Your widget will not show when the visual tab is open. It will only show when you preview or publish your page.

What about sidebar widgets?

Embedding the script of choice into a text widget allows you to place the widgets in the sidebar of your theme. You can see Sue Water’s weather in Perth in the sidebar on this page. Please note that some of the scripts produce a widget that may be too wide for your sidebar area. In this case, you might want to embed those scripts in the footer area, or on a post or page.

Some real-life examples:

How does the Ocean affect the climate of two area on the same latitude? Durban and Port Nolloth are both found at 30°S and at sea level, but have very different climates. Durban’s temperatures are consistently warmer than Port Noloth’s. This is due to the warm Mozambique current flowing South past Durban and the cool Benguela current flowing north past Port Nolloth. These currents act to regulate the temperatures of the places found near them. Note: The warm Mozambique current also ensures that the Eastern part of South Africa has more rainfall than the rest of the country.

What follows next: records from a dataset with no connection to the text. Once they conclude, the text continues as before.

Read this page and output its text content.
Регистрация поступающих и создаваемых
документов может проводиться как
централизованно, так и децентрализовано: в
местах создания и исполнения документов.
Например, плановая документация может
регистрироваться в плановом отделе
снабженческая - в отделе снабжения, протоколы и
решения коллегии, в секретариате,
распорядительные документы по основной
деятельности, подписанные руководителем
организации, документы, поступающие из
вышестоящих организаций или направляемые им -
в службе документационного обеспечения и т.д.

West Coast Town – Port Nolloth (30°S) Cold Ocean




East Coast City – Durban (30°S) Warm Ocean


The effect of clouds

The graphic below shows a distinct rise in temperature at night in a small Norwegian town called Hønefoss. During the day, the earth is heated up by the sun. At night, this heat is lost to the atmosphere. Cloud cover slows down the loss of heat from the earth, and can result in a slight increase in temperature. Honefoss_Cloud_27_October The hour by hour widget below of Hønefoss allows you to compare current weather conditions to the image above.

More Examples?

The examples above are just two geographic examples of the use of weather widgets.

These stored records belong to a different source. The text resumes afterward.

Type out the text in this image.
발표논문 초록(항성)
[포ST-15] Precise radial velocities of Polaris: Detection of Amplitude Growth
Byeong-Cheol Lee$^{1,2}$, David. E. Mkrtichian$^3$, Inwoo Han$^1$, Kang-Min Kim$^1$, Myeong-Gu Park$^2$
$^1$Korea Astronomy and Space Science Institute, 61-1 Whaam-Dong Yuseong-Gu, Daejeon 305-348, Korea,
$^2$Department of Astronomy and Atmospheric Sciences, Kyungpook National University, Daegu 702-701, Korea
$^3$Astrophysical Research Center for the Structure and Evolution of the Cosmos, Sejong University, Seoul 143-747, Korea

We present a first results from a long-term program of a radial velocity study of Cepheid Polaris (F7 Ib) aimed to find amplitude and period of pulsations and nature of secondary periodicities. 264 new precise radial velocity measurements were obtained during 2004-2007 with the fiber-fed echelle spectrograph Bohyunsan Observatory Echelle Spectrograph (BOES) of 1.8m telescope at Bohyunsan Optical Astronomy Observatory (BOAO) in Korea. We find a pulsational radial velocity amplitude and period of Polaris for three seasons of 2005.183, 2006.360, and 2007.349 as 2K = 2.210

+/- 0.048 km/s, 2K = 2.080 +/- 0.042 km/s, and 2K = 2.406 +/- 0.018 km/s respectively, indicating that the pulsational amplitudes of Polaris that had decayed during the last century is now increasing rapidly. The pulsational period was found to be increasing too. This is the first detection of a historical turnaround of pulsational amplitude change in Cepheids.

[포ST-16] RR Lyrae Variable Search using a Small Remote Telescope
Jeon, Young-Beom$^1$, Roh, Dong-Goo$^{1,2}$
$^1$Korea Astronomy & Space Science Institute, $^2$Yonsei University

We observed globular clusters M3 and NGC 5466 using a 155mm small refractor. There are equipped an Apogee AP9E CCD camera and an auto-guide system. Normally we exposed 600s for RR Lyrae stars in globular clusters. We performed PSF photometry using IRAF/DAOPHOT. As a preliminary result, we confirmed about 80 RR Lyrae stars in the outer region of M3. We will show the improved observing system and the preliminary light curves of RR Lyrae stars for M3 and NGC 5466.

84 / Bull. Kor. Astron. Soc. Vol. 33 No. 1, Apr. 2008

Do you have similar examples for the subjects you teach? Why not share them in the comments below so we can include them in this post.

2 thoughts on “YR, Our Favorite Weather Widget For Students

  1. Great to make use of the world map in yr.no when teaching weather phenomenon such as Tropical cyclones and Mid-latitude cyclones.

    1. Hi Jon

      Thank you, that’s a great suggestion. I didn’t know yr had a world map. Please could you paste a link to the world map in yr.